Ride the Lightning

Cybersecurity and Future of Law Practice Blog
by Sharon D. Nelson Esq., President of Sensei Enterprises, Inc.

ChatGPT CEO Tells Congress That AI Must Be Regulated

May 18, 2023

The Washington Post reported (gift article) on May 16 that OpenAI CEO Sam Altman appeared at a Senate hearing on May 16th and told Congress that government intervention will be critical to mitigating the risk of increasingly power AI systems.

“As this technology advances, we understand that people are anxious about how it could change the way we live. We are too,” OpenAI CEO Sam Altman said.

Altman proposed the formation of a U.S. or global agency that would license the most powerful AI systems and have the authority to “take that license away and ensure compliance with safety standards.”

Recently, there has been a sharp increase in concerns about the ability of the latest crop of “generative AI” tools to mislead people, spread falsehoods, violate copyright protections and take away some jobs.

While there’s no immediate sign Congress will craft broad new AI rules, as European lawmakers are doing, the societal concerns brought Altman and other tech CEOs to the White House and have led U.S. agencies to promise to crack down on harmful AI products that break existing civil rights and consumer protection laws.

Sen. Richard Blumenthal, the Connecticut Democrat who chairs the Senate Judiciary Committee’s subcommittee on privacy, technology and the law, opened the hearing with a recorded speech that sounded like the senator, but was actually a voice clone trained on Blumenthal’s floor speeches and reciting ChatGPT-written opening remarks.

The result was impressive, said Blumenthal, but he added, “What if I had asked it, and what if it had provided, an endorsement of Ukraine surrendering or (Russian President) Vladimir Putin’s leadership?”

It was an interesting session, with senators questioning politely, looking for Altman’s expertise on averting problems that aren’t here yet – but might be here much sooner than we imagined.

Blumenthal said AI companies ought to be required to test their systems and disclose known risks before releasing them, and expressed particular concern about how future AI systems could destabilize the job market. Altman was largely in agreement, though he had a more optimistic take on the future of work.

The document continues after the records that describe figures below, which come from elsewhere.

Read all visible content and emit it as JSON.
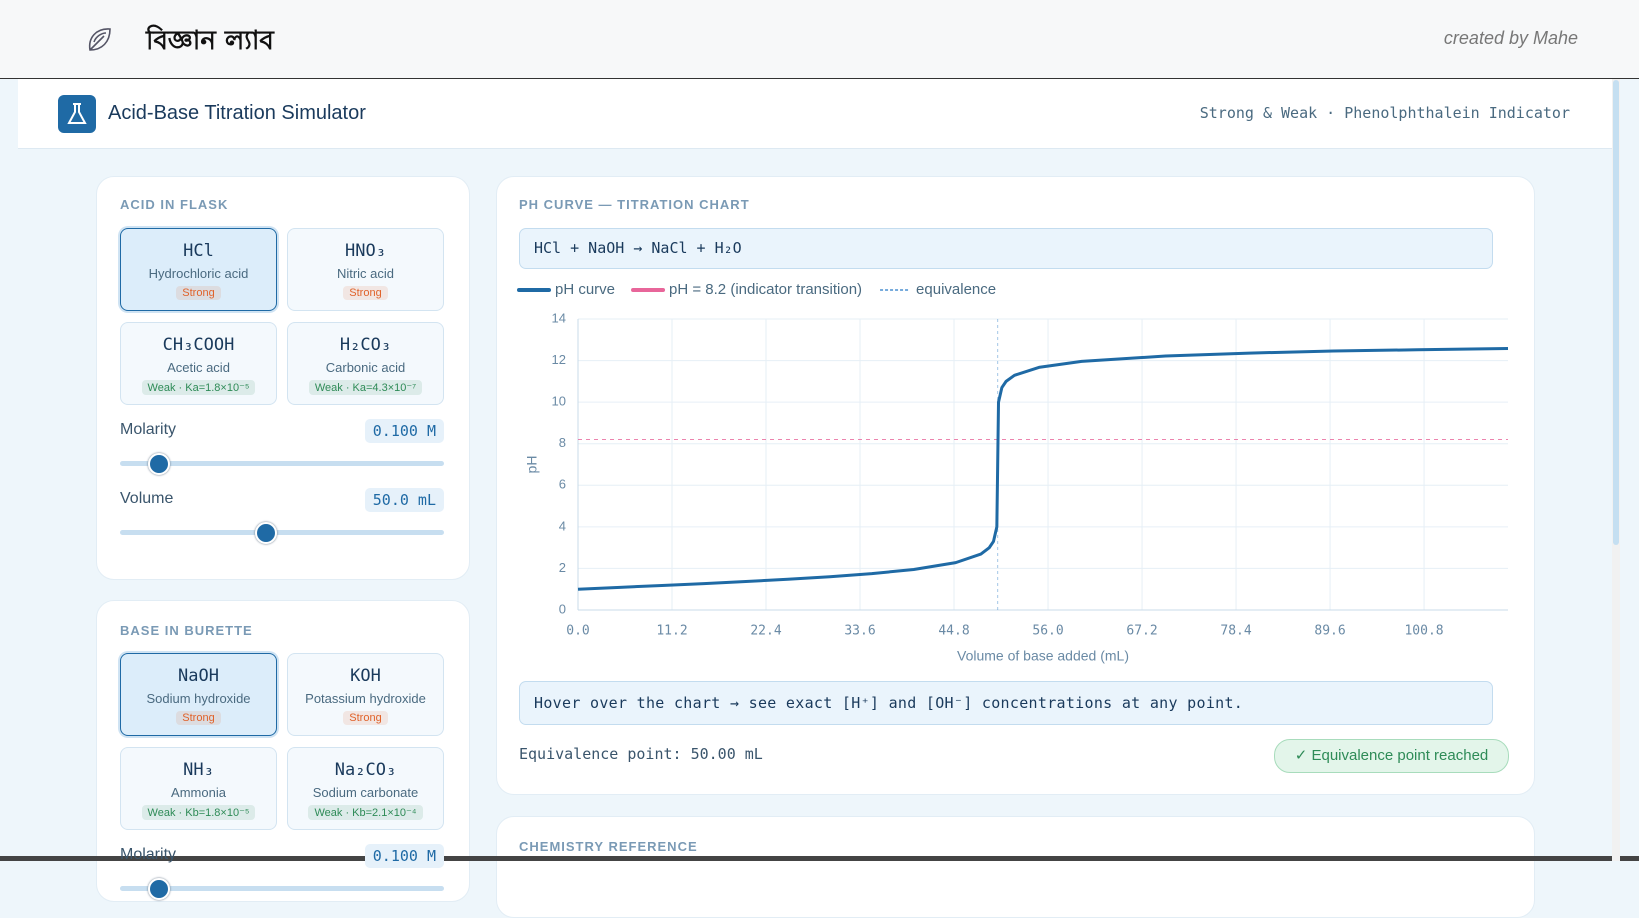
{
  "header": {
    "brand": "বিজ্ঞান ল্যাব",
    "credit": "created by Mahe"
  },
  "app": {
    "title": "Acid-Base Titration Simulator",
    "subtitle": "Strong & Weak · Phenolphthalein Indicator"
  },
  "acid": {
    "heading": "ACID IN FLASK",
    "options": [
      {
        "formula": "HCl",
        "name": "Hydrochloric acid",
        "badge": "Strong",
        "badge_color": "#e0622a",
        "selected": true
      },
      {
        "formula": "HNO₃",
        "name": "Nitric acid",
        "badge": "Strong",
        "badge_color": "#e0622a",
        "selected": false
      },
      {
        "formula": "CH₃COOH",
        "name": "Acetic acid",
        "badge": "Weak · Ka=1.8×10⁻⁵",
        "badge_color": "#2e8b57",
        "selected": false
      },
      {
        "formula": "H₂CO₃",
        "name": "Carbonic acid",
        "badge": "Weak · Ka=4.3×10⁻⁷",
        "badge_color": "#2e8b57",
        "selected": false
      }
    ],
    "controls": [
      {
        "label": "Molarity",
        "value": "0.100 M"
      },
      {
        "label": "Volume",
        "value": "50.0 mL"
      }
    ]
  },
  "base": {
    "heading": "BASE IN BURETTE",
    "options": [
      {
        "formula": "NaOH",
        "name": "Sodium hydroxide",
        "badge": "Strong",
        "badge_color": "#e0622a",
        "selected": true
      },
      {
        "formula": "KOH",
        "name": "Potassium hydroxide",
        "badge": "Strong",
        "badge_color": "#e0622a",
        "selected": false
      },
      {
        "formula": "NH₃",
        "name": "Ammonia",
        "badge": "Weak · Kb=1.8×10⁻⁵",
        "badge_color": "#2e8b57",
        "selected": false
      },
      {
        "formula": "Na₂CO₃",
        "name": "Sodium carbonate",
        "badge": "Weak · Kb=2.1×10⁻⁴",
        "badge_color": "#2e8b57",
        "selected": false
      }
    ],
    "controls": [
      {
        "label": "Molarity",
        "value": "0.100 M"
      }
    ]
  },
  "chart_data": {
    "type": "line",
    "title": "PH CURVE — TITRATION CHART",
    "equation": "HCl + NaOH → NaCl + H₂O",
    "x_label": "Volume of base added (mL)",
    "y_label": "pH",
    "x": [
      0,
      5,
      10,
      15,
      20,
      25,
      30,
      35,
      40,
      45,
      48,
      49,
      49.5,
      49.9,
      50,
      50.1,
      50.5,
      51,
      52,
      55,
      60,
      70,
      80,
      90,
      100,
      110.8
    ],
    "series": [
      {
        "name": "pH curve",
        "color": "#1f6aa5",
        "values": [
          1.0,
          1.09,
          1.18,
          1.27,
          1.37,
          1.48,
          1.6,
          1.75,
          1.95,
          2.28,
          2.69,
          3.0,
          3.3,
          4.0,
          7.0,
          10.0,
          10.7,
          11.0,
          11.29,
          11.68,
          11.96,
          12.22,
          12.36,
          12.46,
          12.52,
          12.58
        ]
      }
    ],
    "reference_lines": [
      {
        "name": "pH = 8.2 (indicator transition)",
        "axis": "y",
        "value": 8.2,
        "color": "#e8669a"
      },
      {
        "name": "equivalence",
        "axis": "x",
        "value": 50,
        "color": "#4a8fd0"
      }
    ],
    "xlim": [
      0,
      110.8
    ],
    "ylim": [
      0,
      14
    ],
    "xticks": [
      {
        "value": 0,
        "label": "0.0"
      },
      {
        "value": 11.2,
        "label": "11.2"
      },
      {
        "value": 22.4,
        "label": "22.4"
      },
      {
        "value": 33.6,
        "label": "33.6"
      },
      {
        "value": 44.8,
        "label": "44.8"
      },
      {
        "value": 56,
        "label": "56.0"
      },
      {
        "value": 67.2,
        "label": "67.2"
      },
      {
        "value": 78.4,
        "label": "78.4"
      },
      {
        "value": 89.6,
        "label": "89.6"
      },
      {
        "value": 100.8,
        "label": "100.8"
      }
    ],
    "yticks": [
      0,
      2,
      4,
      6,
      8,
      10,
      12,
      14
    ],
    "grid": true,
    "hint": "Hover over the chart → see exact [H⁺] and [OH⁻] concentrations at any point.",
    "equivalence_text": "Equivalence point: 50.00 mL",
    "status": "✓ Equivalence point reached"
  },
  "reference": {
    "heading": "CHEMISTRY REFERENCE"
  }
}
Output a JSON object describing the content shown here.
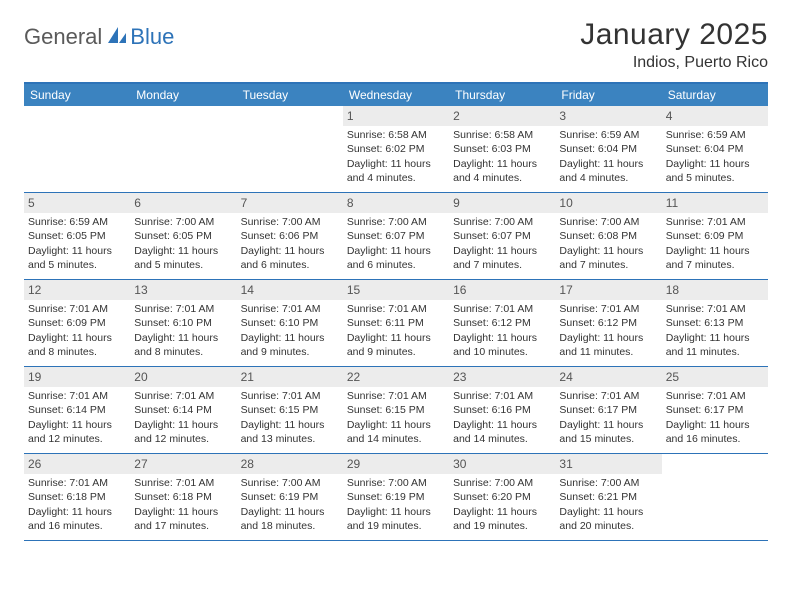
{
  "logo": {
    "text1": "General",
    "text2": "Blue"
  },
  "title": "January 2025",
  "subtitle": "Indios, Puerto Rico",
  "colors": {
    "headerBar": "#3b83c0",
    "ruleLine": "#2d73b8",
    "dayNumBg": "#ececec",
    "textDark": "#333333",
    "textDayNum": "#555555",
    "logoGray": "#5a5a5a"
  },
  "weekdays": [
    "Sunday",
    "Monday",
    "Tuesday",
    "Wednesday",
    "Thursday",
    "Friday",
    "Saturday"
  ],
  "weeks": [
    [
      {
        "empty": true
      },
      {
        "empty": true
      },
      {
        "empty": true
      },
      {
        "day": "1",
        "sunrise": "Sunrise: 6:58 AM",
        "sunset": "Sunset: 6:02 PM",
        "dl1": "Daylight: 11 hours",
        "dl2": "and 4 minutes."
      },
      {
        "day": "2",
        "sunrise": "Sunrise: 6:58 AM",
        "sunset": "Sunset: 6:03 PM",
        "dl1": "Daylight: 11 hours",
        "dl2": "and 4 minutes."
      },
      {
        "day": "3",
        "sunrise": "Sunrise: 6:59 AM",
        "sunset": "Sunset: 6:04 PM",
        "dl1": "Daylight: 11 hours",
        "dl2": "and 4 minutes."
      },
      {
        "day": "4",
        "sunrise": "Sunrise: 6:59 AM",
        "sunset": "Sunset: 6:04 PM",
        "dl1": "Daylight: 11 hours",
        "dl2": "and 5 minutes."
      }
    ],
    [
      {
        "day": "5",
        "sunrise": "Sunrise: 6:59 AM",
        "sunset": "Sunset: 6:05 PM",
        "dl1": "Daylight: 11 hours",
        "dl2": "and 5 minutes."
      },
      {
        "day": "6",
        "sunrise": "Sunrise: 7:00 AM",
        "sunset": "Sunset: 6:05 PM",
        "dl1": "Daylight: 11 hours",
        "dl2": "and 5 minutes."
      },
      {
        "day": "7",
        "sunrise": "Sunrise: 7:00 AM",
        "sunset": "Sunset: 6:06 PM",
        "dl1": "Daylight: 11 hours",
        "dl2": "and 6 minutes."
      },
      {
        "day": "8",
        "sunrise": "Sunrise: 7:00 AM",
        "sunset": "Sunset: 6:07 PM",
        "dl1": "Daylight: 11 hours",
        "dl2": "and 6 minutes."
      },
      {
        "day": "9",
        "sunrise": "Sunrise: 7:00 AM",
        "sunset": "Sunset: 6:07 PM",
        "dl1": "Daylight: 11 hours",
        "dl2": "and 7 minutes."
      },
      {
        "day": "10",
        "sunrise": "Sunrise: 7:00 AM",
        "sunset": "Sunset: 6:08 PM",
        "dl1": "Daylight: 11 hours",
        "dl2": "and 7 minutes."
      },
      {
        "day": "11",
        "sunrise": "Sunrise: 7:01 AM",
        "sunset": "Sunset: 6:09 PM",
        "dl1": "Daylight: 11 hours",
        "dl2": "and 7 minutes."
      }
    ],
    [
      {
        "day": "12",
        "sunrise": "Sunrise: 7:01 AM",
        "sunset": "Sunset: 6:09 PM",
        "dl1": "Daylight: 11 hours",
        "dl2": "and 8 minutes."
      },
      {
        "day": "13",
        "sunrise": "Sunrise: 7:01 AM",
        "sunset": "Sunset: 6:10 PM",
        "dl1": "Daylight: 11 hours",
        "dl2": "and 8 minutes."
      },
      {
        "day": "14",
        "sunrise": "Sunrise: 7:01 AM",
        "sunset": "Sunset: 6:10 PM",
        "dl1": "Daylight: 11 hours",
        "dl2": "and 9 minutes."
      },
      {
        "day": "15",
        "sunrise": "Sunrise: 7:01 AM",
        "sunset": "Sunset: 6:11 PM",
        "dl1": "Daylight: 11 hours",
        "dl2": "and 9 minutes."
      },
      {
        "day": "16",
        "sunrise": "Sunrise: 7:01 AM",
        "sunset": "Sunset: 6:12 PM",
        "dl1": "Daylight: 11 hours",
        "dl2": "and 10 minutes."
      },
      {
        "day": "17",
        "sunrise": "Sunrise: 7:01 AM",
        "sunset": "Sunset: 6:12 PM",
        "dl1": "Daylight: 11 hours",
        "dl2": "and 11 minutes."
      },
      {
        "day": "18",
        "sunrise": "Sunrise: 7:01 AM",
        "sunset": "Sunset: 6:13 PM",
        "dl1": "Daylight: 11 hours",
        "dl2": "and 11 minutes."
      }
    ],
    [
      {
        "day": "19",
        "sunrise": "Sunrise: 7:01 AM",
        "sunset": "Sunset: 6:14 PM",
        "dl1": "Daylight: 11 hours",
        "dl2": "and 12 minutes."
      },
      {
        "day": "20",
        "sunrise": "Sunrise: 7:01 AM",
        "sunset": "Sunset: 6:14 PM",
        "dl1": "Daylight: 11 hours",
        "dl2": "and 12 minutes."
      },
      {
        "day": "21",
        "sunrise": "Sunrise: 7:01 AM",
        "sunset": "Sunset: 6:15 PM",
        "dl1": "Daylight: 11 hours",
        "dl2": "and 13 minutes."
      },
      {
        "day": "22",
        "sunrise": "Sunrise: 7:01 AM",
        "sunset": "Sunset: 6:15 PM",
        "dl1": "Daylight: 11 hours",
        "dl2": "and 14 minutes."
      },
      {
        "day": "23",
        "sunrise": "Sunrise: 7:01 AM",
        "sunset": "Sunset: 6:16 PM",
        "dl1": "Daylight: 11 hours",
        "dl2": "and 14 minutes."
      },
      {
        "day": "24",
        "sunrise": "Sunrise: 7:01 AM",
        "sunset": "Sunset: 6:17 PM",
        "dl1": "Daylight: 11 hours",
        "dl2": "and 15 minutes."
      },
      {
        "day": "25",
        "sunrise": "Sunrise: 7:01 AM",
        "sunset": "Sunset: 6:17 PM",
        "dl1": "Daylight: 11 hours",
        "dl2": "and 16 minutes."
      }
    ],
    [
      {
        "day": "26",
        "sunrise": "Sunrise: 7:01 AM",
        "sunset": "Sunset: 6:18 PM",
        "dl1": "Daylight: 11 hours",
        "dl2": "and 16 minutes."
      },
      {
        "day": "27",
        "sunrise": "Sunrise: 7:01 AM",
        "sunset": "Sunset: 6:18 PM",
        "dl1": "Daylight: 11 hours",
        "dl2": "and 17 minutes."
      },
      {
        "day": "28",
        "sunrise": "Sunrise: 7:00 AM",
        "sunset": "Sunset: 6:19 PM",
        "dl1": "Daylight: 11 hours",
        "dl2": "and 18 minutes."
      },
      {
        "day": "29",
        "sunrise": "Sunrise: 7:00 AM",
        "sunset": "Sunset: 6:19 PM",
        "dl1": "Daylight: 11 hours",
        "dl2": "and 19 minutes."
      },
      {
        "day": "30",
        "sunrise": "Sunrise: 7:00 AM",
        "sunset": "Sunset: 6:20 PM",
        "dl1": "Daylight: 11 hours",
        "dl2": "and 19 minutes."
      },
      {
        "day": "31",
        "sunrise": "Sunrise: 7:00 AM",
        "sunset": "Sunset: 6:21 PM",
        "dl1": "Daylight: 11 hours",
        "dl2": "and 20 minutes."
      },
      {
        "empty": true
      }
    ]
  ]
}
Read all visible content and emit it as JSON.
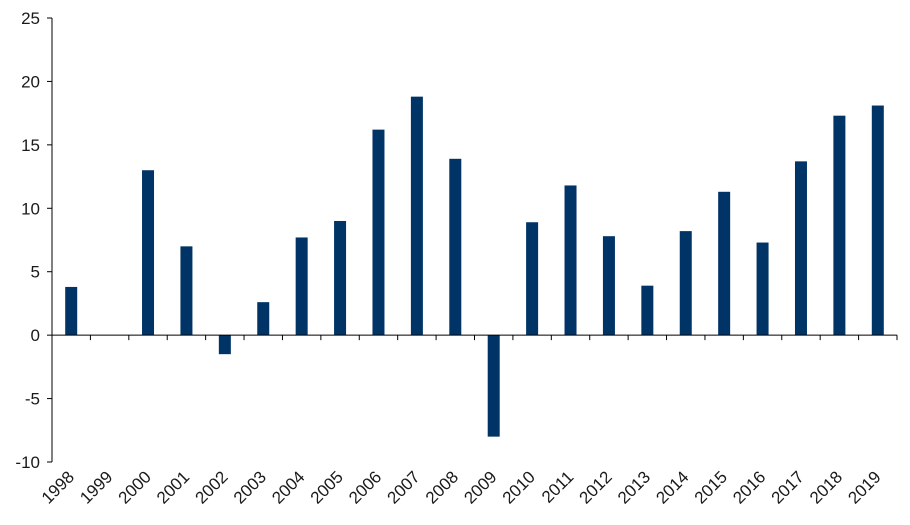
{
  "chart_data": {
    "type": "bar",
    "title": "",
    "xlabel": "",
    "ylabel": "",
    "categories": [
      "1998",
      "1999",
      "2000",
      "2001",
      "2002",
      "2003",
      "2004",
      "2005",
      "2006",
      "2007",
      "2008",
      "2009",
      "2010",
      "2011",
      "2012",
      "2013",
      "2014",
      "2015",
      "2016",
      "2017",
      "2018",
      "2019"
    ],
    "values": [
      3.8,
      0,
      13.0,
      7.0,
      -1.5,
      2.6,
      7.7,
      9.0,
      16.2,
      18.8,
      13.9,
      -8.0,
      8.9,
      11.8,
      7.8,
      3.9,
      8.2,
      11.3,
      7.3,
      13.7,
      17.3,
      18.1
    ],
    "ylim": [
      -10,
      25
    ],
    "yticks": [
      -10,
      -5,
      0,
      5,
      10,
      15,
      20,
      25
    ],
    "ytick_labels": [
      "-10",
      "-5",
      "0",
      "5",
      "10",
      "15",
      "20",
      "25"
    ],
    "grid": false,
    "legend": "none",
    "bar_color": "#003366"
  }
}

Pressed on his own worst fear about AI, Altman mostly avoided specifics, except to say that the industry could cause “significant harm to the world” and that “if this technology goes wrong, it can go quite wrong.”

Had he been specific, my guess is that he would have offered some very sobering possibilities for the future of AI, especially if it remains unregulated.

He proposed that a new regulatory agency should impose safeguards that would block AI models that could “self-replicate and self-exfiltrate into the wild” — hinting at futuristic concerns about advanced AI systems that could manipulate humans into ceding control.

Now that’s a scary thought shared by many.

That focus on a far-off “science fiction trope” of super-powerful AI could make it harder to take action against already existing harms that require regulators to dig deep on data transparency, discriminatory behavior and potential for trickery and disinformation, said a former Biden administration official who co-authored its plan for an AI bill of rights.

OpenAI has expressed existential concerns since its inception. Co-founded by Altman in 2015 with backing from tech billionaire Elon Musk, the startup has evolved from a nonprofit research lab with a safety-focused mission into a business. Its other popular AI products include the image-maker DALL-E. Microsoft has invested billions of dollars into the startup and has integrated its technology into its own products, including its search engine Bing.

Also testifying were IBM’s chief privacy and trust officer, Christina Montgomery, and Gary Marcus, a professor emeritus at New York University who was among a group of AI experts who called on OpenAI and other tech firms to pause their development of more powerful AI models for six months to give society more time to consider the risks. The letter was a response to the March release of OpenAI’s latest model, GPT-4, described as more powerful than ChatGPT.

Altman’s presence before the Senate and his remarks should give everyone pause. While Altman avoided describing true disaster scenarios, he certainly hinted at the harm that might come from unregulated AI. If ever there was a reason to be bipartisan, this is it.

Sharon D. Nelson, Esq., President, Sensei Enterprises, Inc.